- Country: Nazi Germany
- Branch: Schutzstaffel
- Type: Security
- Size: Regiment
- Garrison/HQ: Wehrkreis XVII

= 5th SS Police Regiment =

The 5th SS Police Regiment (SS-Polizei-Regiment 5) was initially named the 5th Police Regiment (Polizei-Regiment 5) when it was formed in 1942 from existing Order Police (Ordnungspolizei) units for security duties in Occupied Serbia. It was redesignated as an SS unit in early 1943. The regiment was disbanded at the end of 1944.

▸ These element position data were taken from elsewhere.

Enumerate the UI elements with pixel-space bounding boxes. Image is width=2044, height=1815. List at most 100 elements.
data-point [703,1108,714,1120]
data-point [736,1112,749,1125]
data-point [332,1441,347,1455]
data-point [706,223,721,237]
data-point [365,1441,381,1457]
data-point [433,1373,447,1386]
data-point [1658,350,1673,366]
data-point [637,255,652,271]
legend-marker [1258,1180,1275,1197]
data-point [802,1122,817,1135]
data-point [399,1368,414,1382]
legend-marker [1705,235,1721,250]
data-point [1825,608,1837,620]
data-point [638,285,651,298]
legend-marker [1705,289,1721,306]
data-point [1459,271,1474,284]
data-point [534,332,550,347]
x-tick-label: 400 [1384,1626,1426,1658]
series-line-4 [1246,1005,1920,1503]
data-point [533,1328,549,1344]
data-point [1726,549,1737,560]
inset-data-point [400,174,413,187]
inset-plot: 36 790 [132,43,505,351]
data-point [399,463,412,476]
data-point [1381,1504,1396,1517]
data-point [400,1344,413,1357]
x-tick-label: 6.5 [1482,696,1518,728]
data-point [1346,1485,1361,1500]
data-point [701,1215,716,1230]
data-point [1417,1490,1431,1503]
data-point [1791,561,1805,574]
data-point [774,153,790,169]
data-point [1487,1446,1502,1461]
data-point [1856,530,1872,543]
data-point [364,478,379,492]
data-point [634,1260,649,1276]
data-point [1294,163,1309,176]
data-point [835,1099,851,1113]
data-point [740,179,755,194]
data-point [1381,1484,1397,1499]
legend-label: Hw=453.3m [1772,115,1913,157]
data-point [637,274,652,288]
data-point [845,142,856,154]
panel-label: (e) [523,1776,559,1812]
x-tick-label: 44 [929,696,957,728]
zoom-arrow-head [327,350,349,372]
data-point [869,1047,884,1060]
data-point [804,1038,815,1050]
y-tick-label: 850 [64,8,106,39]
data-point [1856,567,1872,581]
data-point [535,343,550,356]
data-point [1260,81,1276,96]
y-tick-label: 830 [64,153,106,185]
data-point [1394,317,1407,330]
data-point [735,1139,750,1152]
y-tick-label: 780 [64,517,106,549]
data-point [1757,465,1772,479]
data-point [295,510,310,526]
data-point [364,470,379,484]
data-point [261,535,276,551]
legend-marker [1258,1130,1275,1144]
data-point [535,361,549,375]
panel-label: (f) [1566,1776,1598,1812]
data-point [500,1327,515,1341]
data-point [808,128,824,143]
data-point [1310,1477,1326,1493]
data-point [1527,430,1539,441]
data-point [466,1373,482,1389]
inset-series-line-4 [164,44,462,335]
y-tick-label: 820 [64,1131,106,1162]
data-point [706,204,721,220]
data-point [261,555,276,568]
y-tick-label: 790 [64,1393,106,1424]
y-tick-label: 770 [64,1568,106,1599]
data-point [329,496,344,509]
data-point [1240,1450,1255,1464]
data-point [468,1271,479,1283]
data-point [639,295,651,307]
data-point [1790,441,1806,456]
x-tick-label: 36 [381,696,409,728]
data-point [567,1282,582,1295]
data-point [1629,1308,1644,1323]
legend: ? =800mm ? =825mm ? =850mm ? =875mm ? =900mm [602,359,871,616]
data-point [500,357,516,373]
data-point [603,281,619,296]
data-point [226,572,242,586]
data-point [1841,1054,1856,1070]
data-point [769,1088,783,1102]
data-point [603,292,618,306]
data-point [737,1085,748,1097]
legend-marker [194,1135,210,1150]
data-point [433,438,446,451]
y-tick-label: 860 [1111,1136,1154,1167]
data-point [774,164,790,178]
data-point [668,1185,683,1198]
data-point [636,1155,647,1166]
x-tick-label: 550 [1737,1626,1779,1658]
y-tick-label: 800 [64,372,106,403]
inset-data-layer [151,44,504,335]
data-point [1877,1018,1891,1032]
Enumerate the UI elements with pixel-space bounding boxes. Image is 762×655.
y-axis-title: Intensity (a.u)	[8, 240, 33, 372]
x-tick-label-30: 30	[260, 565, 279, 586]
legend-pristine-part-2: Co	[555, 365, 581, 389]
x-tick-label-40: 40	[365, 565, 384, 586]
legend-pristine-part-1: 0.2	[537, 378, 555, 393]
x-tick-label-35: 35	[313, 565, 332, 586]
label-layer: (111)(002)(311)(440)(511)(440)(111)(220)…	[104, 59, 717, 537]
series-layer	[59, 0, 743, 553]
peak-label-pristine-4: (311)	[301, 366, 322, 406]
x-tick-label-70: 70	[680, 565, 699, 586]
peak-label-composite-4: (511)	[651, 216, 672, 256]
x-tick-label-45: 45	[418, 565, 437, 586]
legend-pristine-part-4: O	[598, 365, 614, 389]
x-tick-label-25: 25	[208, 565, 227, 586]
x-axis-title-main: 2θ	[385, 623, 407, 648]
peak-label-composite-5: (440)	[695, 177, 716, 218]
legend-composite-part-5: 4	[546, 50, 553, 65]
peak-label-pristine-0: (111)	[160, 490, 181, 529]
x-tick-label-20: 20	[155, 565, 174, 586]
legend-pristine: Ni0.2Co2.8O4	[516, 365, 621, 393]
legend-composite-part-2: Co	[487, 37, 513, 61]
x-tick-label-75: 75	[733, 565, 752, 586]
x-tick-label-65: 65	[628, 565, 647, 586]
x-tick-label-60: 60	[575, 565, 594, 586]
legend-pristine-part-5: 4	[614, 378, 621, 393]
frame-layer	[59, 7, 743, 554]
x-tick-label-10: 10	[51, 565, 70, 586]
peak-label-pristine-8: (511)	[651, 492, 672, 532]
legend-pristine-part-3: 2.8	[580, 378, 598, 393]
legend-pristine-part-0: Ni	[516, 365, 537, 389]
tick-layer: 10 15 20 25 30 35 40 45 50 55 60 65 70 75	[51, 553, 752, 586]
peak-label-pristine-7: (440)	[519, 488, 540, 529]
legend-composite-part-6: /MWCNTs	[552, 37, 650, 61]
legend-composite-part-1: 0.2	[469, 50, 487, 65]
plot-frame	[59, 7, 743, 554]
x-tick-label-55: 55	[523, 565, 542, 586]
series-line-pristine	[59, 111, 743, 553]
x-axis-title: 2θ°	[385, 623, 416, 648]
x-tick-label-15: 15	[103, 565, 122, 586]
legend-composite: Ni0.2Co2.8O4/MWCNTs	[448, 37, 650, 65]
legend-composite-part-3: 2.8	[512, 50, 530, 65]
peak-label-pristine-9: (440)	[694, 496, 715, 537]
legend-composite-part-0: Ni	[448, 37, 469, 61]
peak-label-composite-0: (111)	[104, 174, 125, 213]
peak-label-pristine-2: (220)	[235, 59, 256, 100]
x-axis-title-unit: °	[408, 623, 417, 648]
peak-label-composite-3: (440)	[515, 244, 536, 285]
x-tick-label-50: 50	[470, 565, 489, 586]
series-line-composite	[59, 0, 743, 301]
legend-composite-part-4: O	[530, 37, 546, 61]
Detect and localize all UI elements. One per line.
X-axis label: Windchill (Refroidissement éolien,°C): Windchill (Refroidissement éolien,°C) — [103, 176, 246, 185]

==Formation and organization==
The regiment was ordered formed in July 1942 in Serbia, but the regimental headquarters was not formed until 29 November. Police Battalion 64 (Polizei-Bataillon 64) in Belgrade, Serbia, and Police Battalion 322 in Slovenia were redesignated as the regiment's first and second battalions, respectively, and the third battalion was raised in Berlin, Germany. This battalion was disbanded before it ever left Berlin and it was replaced by the redesignation of the First Battalion of the 3rd Police Regiment (I./Polizei-Regiment 3) in January 1943. Brigadier General (Generalmajor der Schutzpolizei) Andreas May was the first regimental commander and remained in command until his death in June 1944. Lieutenant Colonel (Oberstleutenant der Schutzpolizei) Franz Lechthaler assumed command on 15 July and retained until sometime in late 1944.

All of these police regiments were redesignated as SS police units on 24 February 1943. The regiment was disbanded at the end of 1944 during the German withdrawal from Serbia.